I am interested in finding the characteristic exponents $\lambda_i$ of the ODE $\pmb{x}'\left(t\right) = \pmb{A}\left(t\right)\pmb{x}\left(t\right)$, where $\pmb{A}\left(t\right)$ is periodic with period $T$. In particular, consider the following $2$D case
$\left[ {\begin{array}{cc} x \\ y \\ \end{array} } \right]' = \left[ {\begin{array}{cc} a_1 + b_1 \sin(\omega t) & a_2 + b_2 \sin(\omega t) \\ a_3 + b_3 \sin(\omega t) & a_4 + b_4 \sin(\omega t) \\ \end{array} } \right]\left[ {\begin{array}{cc} x \\ y \\ \end{array} } \right]$,
where $a_i$, $b_i$, and $\omega$ are all constants.
Although we have useful relations such as $$\lambda_1+\lambda_2= \frac{1}{T}\int_0^T {\mathrm tr}\boldsymbol{A}(\tau)\,\mathrm{d}\tau,$$ in order to find the values of individual $\lambda_1$ and $\lambda_2$, we still need to calculate the principal fundamental matrix, which as far as I know requires solving the original ODE.
I know for the $1$D case $x' = \left(a_1 + b_1 \sin(\omega t)\right) x$, the solution is $x(t) = c_1\mathrm{e}^{-\frac{b_1}{\omega}\cos(\omega t)+a_1 t}$. But what is the solution to the $2$D case above?

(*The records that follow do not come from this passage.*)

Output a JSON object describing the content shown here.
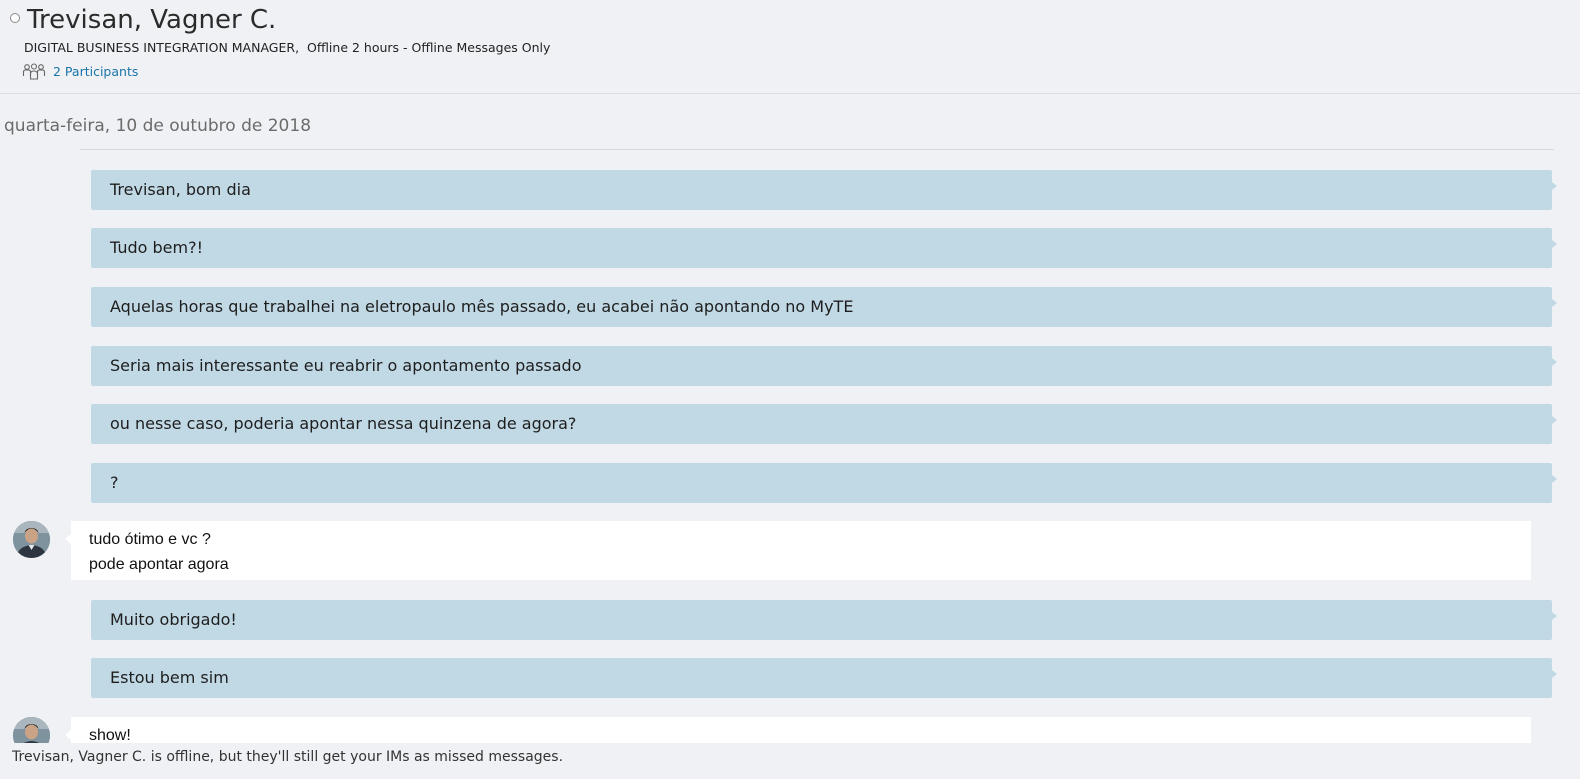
{
  "conversation": {
    "contact_name": "Trevisan, Vagner C.",
    "job_title": "DIGITAL BUSINESS INTEGRATION MANAGER",
    "presence": "Offline 2 hours - Offline Messages Only",
    "participants_label": "2 Participants",
    "presence_color": "#ffffff",
    "link_color": "#1a74a8"
  },
  "date_separator": "quarta-feira, 10 de outubro de 2018",
  "messages": {
    "m1": "Trevisan, bom dia",
    "m2": "Tudo bem?!",
    "m3": "Aquelas horas que trabalhei na eletropaulo mês passado, eu acabei não apontando no MyTE",
    "m4": "Seria mais interessante eu reabrir o apontamento passado",
    "m5": "ou nesse caso, poderia apontar nessa quinzena de agora?",
    "m6": "?",
    "r1_line1": "tudo ótimo e vc ?",
    "r1_line2": "pode apontar agora",
    "m7": "Muito obrigado!",
    "m8": "Estou bem sim",
    "r2_line1": "show!"
  },
  "colors": {
    "outgoing_bubble": "#c1d8e5",
    "incoming_bubble": "#ffffff",
    "background": "#f0f1f5"
  },
  "footer": {
    "notice": "Trevisan, Vagner C. is offline, but they'll still get your IMs as missed messages."
  }
}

I tried something like $$x(t) = c_1\mathrm{e}^{p_1\cos(\omega t)+q_1 t} + c_2\mathrm{e}^{p_2\cos(\omega t)+q_2 t},$$ $$y(t) = c_3\mathrm{e}^{p_1\cos(\omega t)+q_1 t} + c_4\mathrm{e}^{p_2\cos(\omega t)+q_2 t},$$ but it doesn't seem to work.